Titolo: Troppo per me
Autore: Folgorata e La Pizia  
Casa editrice: Òphiere i brillanti di Mamma Editori  
Formati: Cartaceo € 9,80 - ebook €4,99 
Pagine: 391  
Uscita: 3 Maggio 2017
Genere: Romance, New Adult
Link d'acquisto: AMAZON 

Trama:  Una ballerina fragile e acerba deve vincere il saggio di fine anno per poter continuare a danzare. Ma nella sua scuola arriva, condannato ai lavori sociali, un tatuassimo veterano della guerra in Iraq.
Glory Lowell non avrebbe desiderato altro nella vita che essere disinvolta come tutte le altre e sperare un giorno di riuscire a lasciarsi abbracciare da un tipo meraviglioso come il ragazzo vestito di pelle nera alle prese col tirapugni. Simon Hogan dal canto suo non poteva certo immaginare di mandare fuori giri qualcosa di più fragile di un punching ball quando sollevò il braccio verso l’asta graduata. Così la cicatrice bianca gli serpeggiò sulla spalla come una strada in un paesaggio disegnato di tatuaggi. E lui totalizzò il massimo del punteggio.

Recensione: Il primo incontro di Glory e Simon avviene un po' per caso, ma già da quel momento si capisce che il loro non si limiterà ad essere un semplice incontro. Quando infatti alla scuola di danza di Glory arriva un ex veterano condannato a scontare i lavori sociali proprio lì, lei riconosce subito in quel ragazzo quegli stessi occhi che l'hanno stregata al primo incontro.
Simon però, come quasi tutti i suoi amici ex veterano soffre del disturbo post traumatico da stress e ciò lo porta spesso a non controllare la forza, ad avere sbalzi emotivi e scatti di ira; proprio per questi motivi cercherà in tutti i modi di mantenere lontano quella ragazza che con un semplice contatto lo ha elettrizzato. Entrambi rifiutano il contatto fisico con chiunque e il fatto che il loro sfiorarsi non li abbia fatti scattare ma anzi, gli abbia fatto provare qualcosa, li fà riflettere. 

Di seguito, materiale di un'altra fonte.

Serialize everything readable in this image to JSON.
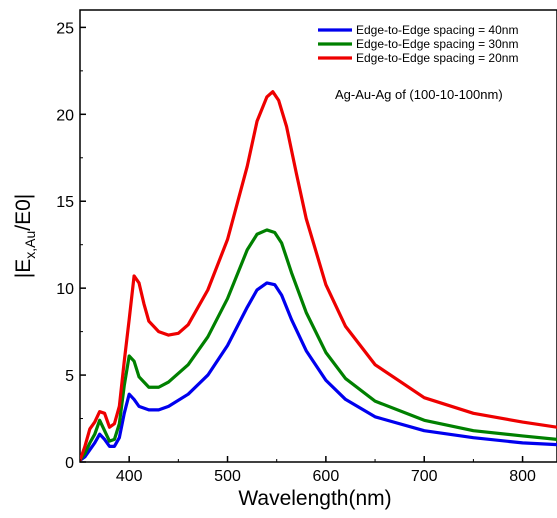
{
  "chart_data": {
    "type": "line",
    "title": "",
    "xlabel": "Wavelength(nm)",
    "ylabel_parts": {
      "main": "|E",
      "sub": "x,Au",
      "tail": "/E0|"
    },
    "xlim": [
      350,
      835
    ],
    "ylim": [
      0,
      26
    ],
    "xticks": [
      400,
      500,
      600,
      700,
      800
    ],
    "yticks": [
      0,
      5,
      10,
      15,
      20,
      25
    ],
    "grid": false,
    "legend_position": "top-right",
    "annotation": "Ag-Au-Ag of (100-10-100nm)",
    "series": [
      {
        "name": "Edge-to-Edge spacing = 40nm",
        "color": "#0000ee",
        "points": [
          [
            350,
            0.1
          ],
          [
            355,
            0.3
          ],
          [
            360,
            0.7
          ],
          [
            365,
            1.1
          ],
          [
            370,
            1.6
          ],
          [
            375,
            1.3
          ],
          [
            380,
            0.9
          ],
          [
            385,
            0.9
          ],
          [
            390,
            1.4
          ],
          [
            395,
            2.8
          ],
          [
            400,
            3.9
          ],
          [
            405,
            3.6
          ],
          [
            410,
            3.2
          ],
          [
            420,
            3.0
          ],
          [
            430,
            3.0
          ],
          [
            440,
            3.2
          ],
          [
            460,
            3.9
          ],
          [
            480,
            5.0
          ],
          [
            500,
            6.7
          ],
          [
            520,
            8.9
          ],
          [
            530,
            9.9
          ],
          [
            540,
            10.3
          ],
          [
            548,
            10.2
          ],
          [
            555,
            9.6
          ],
          [
            565,
            8.2
          ],
          [
            580,
            6.4
          ],
          [
            600,
            4.7
          ],
          [
            620,
            3.6
          ],
          [
            650,
            2.6
          ],
          [
            700,
            1.8
          ],
          [
            750,
            1.4
          ],
          [
            800,
            1.1
          ],
          [
            835,
            1.0
          ]
        ]
      },
      {
        "name": "Edge-to-Edge spacing = 30nm",
        "color": "#008000",
        "points": [
          [
            350,
            0.1
          ],
          [
            355,
            0.5
          ],
          [
            360,
            1.1
          ],
          [
            365,
            1.6
          ],
          [
            370,
            2.4
          ],
          [
            375,
            1.8
          ],
          [
            380,
            1.2
          ],
          [
            385,
            1.3
          ],
          [
            390,
            2.2
          ],
          [
            395,
            4.4
          ],
          [
            400,
            6.1
          ],
          [
            405,
            5.8
          ],
          [
            410,
            4.9
          ],
          [
            420,
            4.3
          ],
          [
            430,
            4.3
          ],
          [
            440,
            4.6
          ],
          [
            460,
            5.6
          ],
          [
            480,
            7.2
          ],
          [
            500,
            9.4
          ],
          [
            520,
            12.2
          ],
          [
            530,
            13.1
          ],
          [
            540,
            13.35
          ],
          [
            548,
            13.2
          ],
          [
            555,
            12.6
          ],
          [
            565,
            10.9
          ],
          [
            580,
            8.6
          ],
          [
            600,
            6.3
          ],
          [
            620,
            4.8
          ],
          [
            650,
            3.5
          ],
          [
            700,
            2.4
          ],
          [
            750,
            1.8
          ],
          [
            800,
            1.5
          ],
          [
            835,
            1.3
          ]
        ]
      },
      {
        "name": "Edge-to-Edge spacing = 20nm",
        "color": "#ee0000",
        "points": [
          [
            350,
            0.1
          ],
          [
            355,
            0.9
          ],
          [
            360,
            1.9
          ],
          [
            365,
            2.3
          ],
          [
            370,
            2.9
          ],
          [
            375,
            2.8
          ],
          [
            380,
            2.0
          ],
          [
            385,
            2.2
          ],
          [
            390,
            3.2
          ],
          [
            395,
            5.8
          ],
          [
            400,
            8.2
          ],
          [
            405,
            10.7
          ],
          [
            410,
            10.3
          ],
          [
            415,
            9.1
          ],
          [
            420,
            8.1
          ],
          [
            430,
            7.5
          ],
          [
            440,
            7.3
          ],
          [
            450,
            7.4
          ],
          [
            460,
            7.9
          ],
          [
            480,
            9.9
          ],
          [
            500,
            12.8
          ],
          [
            520,
            17.0
          ],
          [
            530,
            19.6
          ],
          [
            540,
            21.0
          ],
          [
            546,
            21.3
          ],
          [
            552,
            20.8
          ],
          [
            560,
            19.3
          ],
          [
            570,
            16.6
          ],
          [
            580,
            14.0
          ],
          [
            600,
            10.2
          ],
          [
            620,
            7.8
          ],
          [
            650,
            5.6
          ],
          [
            700,
            3.7
          ],
          [
            750,
            2.8
          ],
          [
            800,
            2.3
          ],
          [
            835,
            2.0
          ]
        ]
      }
    ]
  }
}
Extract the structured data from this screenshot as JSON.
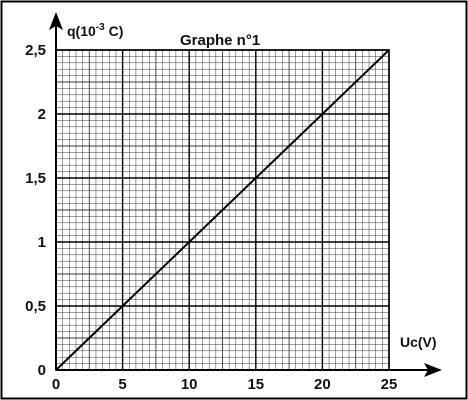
{
  "chart_data": {
    "type": "line",
    "title": "Graphe n°1",
    "xlabel": "Uc(V)",
    "ylabel_main": "q(10",
    "ylabel_exp": "-3",
    "ylabel_unit": " C)",
    "xlim": [
      0,
      25
    ],
    "ylim": [
      0,
      2.5
    ],
    "x_ticks": [
      0,
      5,
      10,
      15,
      20,
      25
    ],
    "x_tick_labels": [
      "0",
      "5",
      "10",
      "15",
      "20",
      "25"
    ],
    "y_ticks": [
      0,
      0.5,
      1,
      1.5,
      2,
      2.5
    ],
    "y_tick_labels": [
      "0",
      "0,5",
      "1",
      "1,5",
      "2",
      "2,5"
    ],
    "grid": "millimetre",
    "series": [
      {
        "x": [
          0,
          25
        ],
        "y": [
          0,
          2.5
        ]
      }
    ],
    "colors": {
      "line": "#000000",
      "grid_minor": "#3a3a3a",
      "grid_major": "#000000",
      "frame": "#000000"
    }
  }
}
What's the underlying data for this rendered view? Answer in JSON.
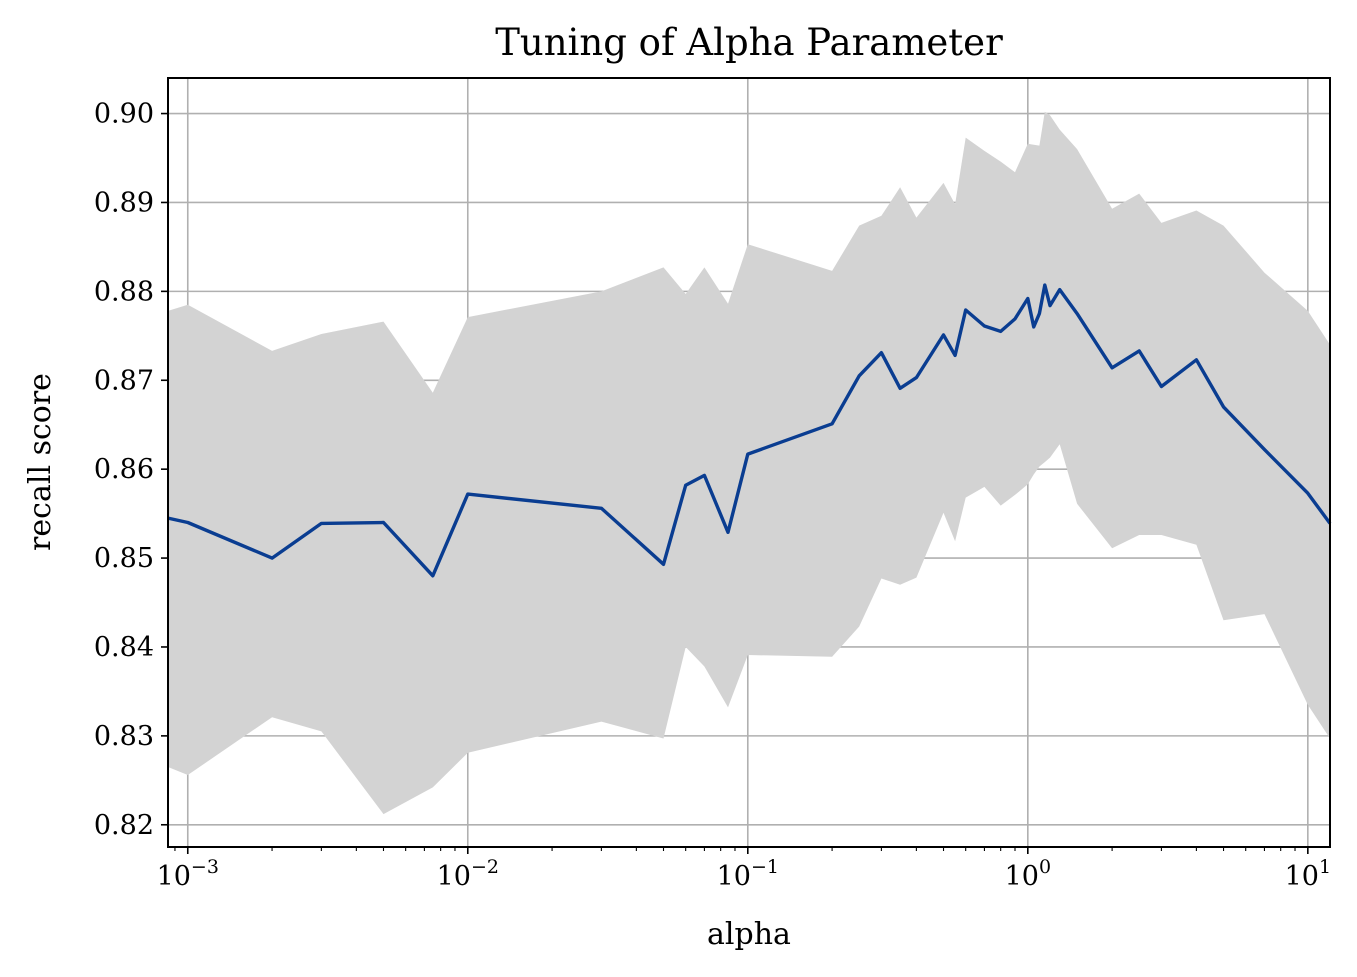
{
  "chart_data": {
    "type": "line",
    "title": "Tuning of Alpha Parameter",
    "xlabel": "alpha",
    "ylabel": "recall score",
    "xscale": "log",
    "xlim": [
      0.00085,
      12
    ],
    "ylim": [
      0.8175,
      0.904
    ],
    "grid": true,
    "legend": false,
    "x_ticks": [
      {
        "value": 0.001,
        "base": "10",
        "exp": "−3"
      },
      {
        "value": 0.01,
        "base": "10",
        "exp": "−2"
      },
      {
        "value": 0.1,
        "base": "10",
        "exp": "−1"
      },
      {
        "value": 1,
        "base": "10",
        "exp": "0"
      },
      {
        "value": 10,
        "base": "10",
        "exp": "1"
      }
    ],
    "y_ticks": [
      {
        "value": 0.82,
        "label": "0.82"
      },
      {
        "value": 0.83,
        "label": "0.83"
      },
      {
        "value": 0.84,
        "label": "0.84"
      },
      {
        "value": 0.85,
        "label": "0.85"
      },
      {
        "value": 0.86,
        "label": "0.86"
      },
      {
        "value": 0.87,
        "label": "0.87"
      },
      {
        "value": 0.88,
        "label": "0.88"
      },
      {
        "value": 0.89,
        "label": "0.89"
      },
      {
        "value": 0.9,
        "label": "0.90"
      }
    ],
    "colors": {
      "line": "#0a3d91",
      "band": "#d3d3d3",
      "grid": "#b0b0b0"
    },
    "series": [
      {
        "x": [
          0.00085,
          0.001,
          0.002,
          0.003,
          0.005,
          0.0075,
          0.01,
          0.03,
          0.05,
          0.06,
          0.07,
          0.085,
          0.1,
          0.2,
          0.25,
          0.3,
          0.35,
          0.4,
          0.5,
          0.55,
          0.6,
          0.7,
          0.8,
          0.9,
          1.0,
          1.05,
          1.1,
          1.15,
          1.2,
          1.3,
          1.5,
          2.0,
          2.5,
          3.0,
          4.0,
          5.0,
          7.0,
          10.0,
          12.0
        ],
        "y": [
          0.8545,
          0.854,
          0.85,
          0.8539,
          0.854,
          0.848,
          0.8572,
          0.8556,
          0.8493,
          0.8582,
          0.8593,
          0.8529,
          0.8617,
          0.8651,
          0.8705,
          0.8731,
          0.8691,
          0.8703,
          0.8751,
          0.8728,
          0.8779,
          0.8761,
          0.8755,
          0.8769,
          0.8792,
          0.876,
          0.8775,
          0.8807,
          0.8784,
          0.8802,
          0.8775,
          0.8714,
          0.8733,
          0.8693,
          0.8723,
          0.867,
          0.8622,
          0.8573,
          0.8539
        ],
        "upper": [
          0.8778,
          0.8785,
          0.8733,
          0.8752,
          0.8766,
          0.8686,
          0.8771,
          0.88,
          0.8827,
          0.8797,
          0.8827,
          0.8786,
          0.8853,
          0.8823,
          0.8874,
          0.8885,
          0.8917,
          0.8883,
          0.8922,
          0.8898,
          0.8973,
          0.8958,
          0.8946,
          0.8934,
          0.8966,
          0.8965,
          0.8964,
          0.9002,
          0.8998,
          0.8982,
          0.896,
          0.8893,
          0.891,
          0.8877,
          0.8891,
          0.8874,
          0.8821,
          0.8778,
          0.874
        ],
        "lower": [
          0.8265,
          0.8256,
          0.8321,
          0.8305,
          0.8212,
          0.8242,
          0.8281,
          0.8316,
          0.8297,
          0.84,
          0.8378,
          0.8332,
          0.8391,
          0.8389,
          0.8423,
          0.8477,
          0.847,
          0.8478,
          0.8551,
          0.8519,
          0.8568,
          0.858,
          0.8559,
          0.8571,
          0.8583,
          0.8594,
          0.8603,
          0.8608,
          0.8613,
          0.8628,
          0.8561,
          0.8511,
          0.8526,
          0.8526,
          0.8515,
          0.843,
          0.8437,
          0.8335,
          0.8297
        ]
      }
    ]
  }
}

Il problema di Glory però non è solo Simon: i suoi genitori infatti le hanno comunicato che terminato il saggio di danza non le avrebbero più finanziato gli studi perchè ritengono il futuro da ballerina troppo incerto. La ragazza rimane devastata dalla notizia; per lei la danza è tutta la sua vita, l'unico modo che ha per sentirsi libera. Per questi motivi decide di impegnarsi ancora più duramente per il saggio di fine anno per poter vincere una borsa di studio che le permetterebbe di continuare a danzare. 

Nonostante i tentativi iniziali di entrambi, arriverà un punto in cui sarà impossibile negare l'attrazione fisica che sentono, e pian piano inizieranno a conoscersi e a comprendere i lati più nascosti del carattere di entrambi. Parlarsi diventa facile e ad entrambi sembra di conoscersi da sempre; la leggerezza, freschezza e al tempo stesso l'intensità del loro rapporto farà si che questo si evolva in maniera spontanea, naturale. In poco tempo il loro legame diventerà forte e impossibile da negare;  i momenti intimi e passionali tra i due vengono descritti in maniera coinvolgente e senza mai cadere nel volgare, velati ed espliciti a volte nei punti giusti.


«Pensi che possa baciarti io, ora?» sussurrò fissandomi le labbra e accendendomi di desiderio.
Mi sarebbe venuto da urlargli “Sì! Magari! Non aspetto altro”. Ma mi limitai a un:
«Tantissimo.»
Lui sollevò il viso e finalmente mi sorrise di nuovo sorreggendosi la testa col braccio:
«Tantissimo cosa? Lo pensi tantissimo,   posso tantissimo farlo o vuoi che io ti baci     tantissimo?»
  

Una storia dunque leggera, coinvolgente ed emozionante, senza troppi drammi anche se vengono accennati dei temi importanti e ironica nei momenti giusti. Insomma, un mix perfetto che ha reso la lettura scorrevole e senza dubbi piacevole!! Romanzo promosso e consigliato!
Alla prossima recensione! - Ale


LE AUTRICI

Folgorata alias Monica Montanari, giornalista professionista ha lavorato presso i maggiori gruppi editoriali, quotidiani e telegiornali. Si dedica alla scrittura da decenni come ghostwriter e come editor e incubatore di narrativa di genere per altri scrittori.
La Pizia alias Anna Letizia Zocche, è una storica e molto stimata blogger letteraria.